The menu is touted as mod-Thai but treads a line somewhere between traditional and slightly outré. The cooking can be hit and miss. The son-in-law eggs are pale facsimiles of the punch-tastic Thai standard: they have none of the golden brown crunchy exterior, the yolks have been hard-boiled, and the tamarind sauce is more of a dun-coloured custard.
Betel leaves fare better, the wrap-and-roll numbers anointed with a mysterious caramel-sticky bolus that owes a great deal of its charms to toasted coconut. The som tum, Thai cuisine’s answer to the green salad, is a dutiful rendition despite the addition to the fatly shredded green papaya of pungent dried shrimp powder. The pad kra pao is Thai food at its most comforting: beef mince stir-fried with shallot, peanut and garlic, a fried egg (yolk blessedly runny) splayed across the top with fresh basil leaves.

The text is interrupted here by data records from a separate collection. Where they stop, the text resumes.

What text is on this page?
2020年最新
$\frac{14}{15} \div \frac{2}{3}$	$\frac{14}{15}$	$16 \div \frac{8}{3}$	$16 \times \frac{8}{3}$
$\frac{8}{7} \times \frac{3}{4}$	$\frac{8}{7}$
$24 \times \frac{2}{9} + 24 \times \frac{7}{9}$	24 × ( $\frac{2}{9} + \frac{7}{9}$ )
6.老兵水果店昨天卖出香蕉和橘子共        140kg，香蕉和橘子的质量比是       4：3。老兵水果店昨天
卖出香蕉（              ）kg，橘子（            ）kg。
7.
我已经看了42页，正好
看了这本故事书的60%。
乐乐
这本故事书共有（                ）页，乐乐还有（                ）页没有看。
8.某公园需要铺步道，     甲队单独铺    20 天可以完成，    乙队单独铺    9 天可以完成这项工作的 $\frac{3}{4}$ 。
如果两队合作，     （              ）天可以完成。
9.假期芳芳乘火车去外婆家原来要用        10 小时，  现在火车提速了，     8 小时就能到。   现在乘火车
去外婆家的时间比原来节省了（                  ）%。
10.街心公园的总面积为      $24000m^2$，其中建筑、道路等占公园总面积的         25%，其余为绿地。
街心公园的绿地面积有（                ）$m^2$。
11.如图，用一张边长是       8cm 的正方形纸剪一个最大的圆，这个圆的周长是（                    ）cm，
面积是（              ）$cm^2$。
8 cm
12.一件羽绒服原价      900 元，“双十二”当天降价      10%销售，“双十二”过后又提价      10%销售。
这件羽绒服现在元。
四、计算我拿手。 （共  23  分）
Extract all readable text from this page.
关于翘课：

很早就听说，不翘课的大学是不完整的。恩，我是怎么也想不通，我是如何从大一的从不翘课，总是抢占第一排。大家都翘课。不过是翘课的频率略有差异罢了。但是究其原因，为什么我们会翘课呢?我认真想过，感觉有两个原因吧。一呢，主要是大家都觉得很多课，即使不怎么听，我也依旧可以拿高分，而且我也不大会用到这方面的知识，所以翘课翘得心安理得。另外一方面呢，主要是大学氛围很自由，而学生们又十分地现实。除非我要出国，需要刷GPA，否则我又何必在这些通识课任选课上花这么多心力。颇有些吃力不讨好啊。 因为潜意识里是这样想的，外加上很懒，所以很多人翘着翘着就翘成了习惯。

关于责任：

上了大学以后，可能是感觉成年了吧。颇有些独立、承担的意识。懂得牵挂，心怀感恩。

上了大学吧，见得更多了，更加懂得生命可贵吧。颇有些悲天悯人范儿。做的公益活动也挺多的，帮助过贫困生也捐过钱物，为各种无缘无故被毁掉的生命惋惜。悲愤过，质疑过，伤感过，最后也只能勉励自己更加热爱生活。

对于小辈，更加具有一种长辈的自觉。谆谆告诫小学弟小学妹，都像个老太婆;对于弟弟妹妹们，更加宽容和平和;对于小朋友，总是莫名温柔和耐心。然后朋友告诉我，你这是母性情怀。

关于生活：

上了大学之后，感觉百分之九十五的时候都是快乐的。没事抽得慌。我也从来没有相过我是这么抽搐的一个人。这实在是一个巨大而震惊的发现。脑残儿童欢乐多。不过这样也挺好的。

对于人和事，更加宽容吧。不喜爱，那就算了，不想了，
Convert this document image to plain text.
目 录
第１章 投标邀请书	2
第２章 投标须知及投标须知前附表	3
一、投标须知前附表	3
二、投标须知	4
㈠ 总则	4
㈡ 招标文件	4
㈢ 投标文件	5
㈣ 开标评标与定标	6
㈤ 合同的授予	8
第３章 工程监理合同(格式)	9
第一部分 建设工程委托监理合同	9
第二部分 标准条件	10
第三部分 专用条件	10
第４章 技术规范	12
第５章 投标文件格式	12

The real fireworks come out with a curry known as gaeng poo - fat chunks of crab meat in a milky yellow southern Thai-style curry powered by a thrumming baseline of lemongrass, turmeric, fine shreds of kaffir lime leaves and apricot. The chilli heat, fairly typical of the broader Chalawan menu, bobs modestly around the five out of ten mark. Which really sums up the entire Chalawan project: not a place to set the world on fire, but enough to gently warm the local Thai scene.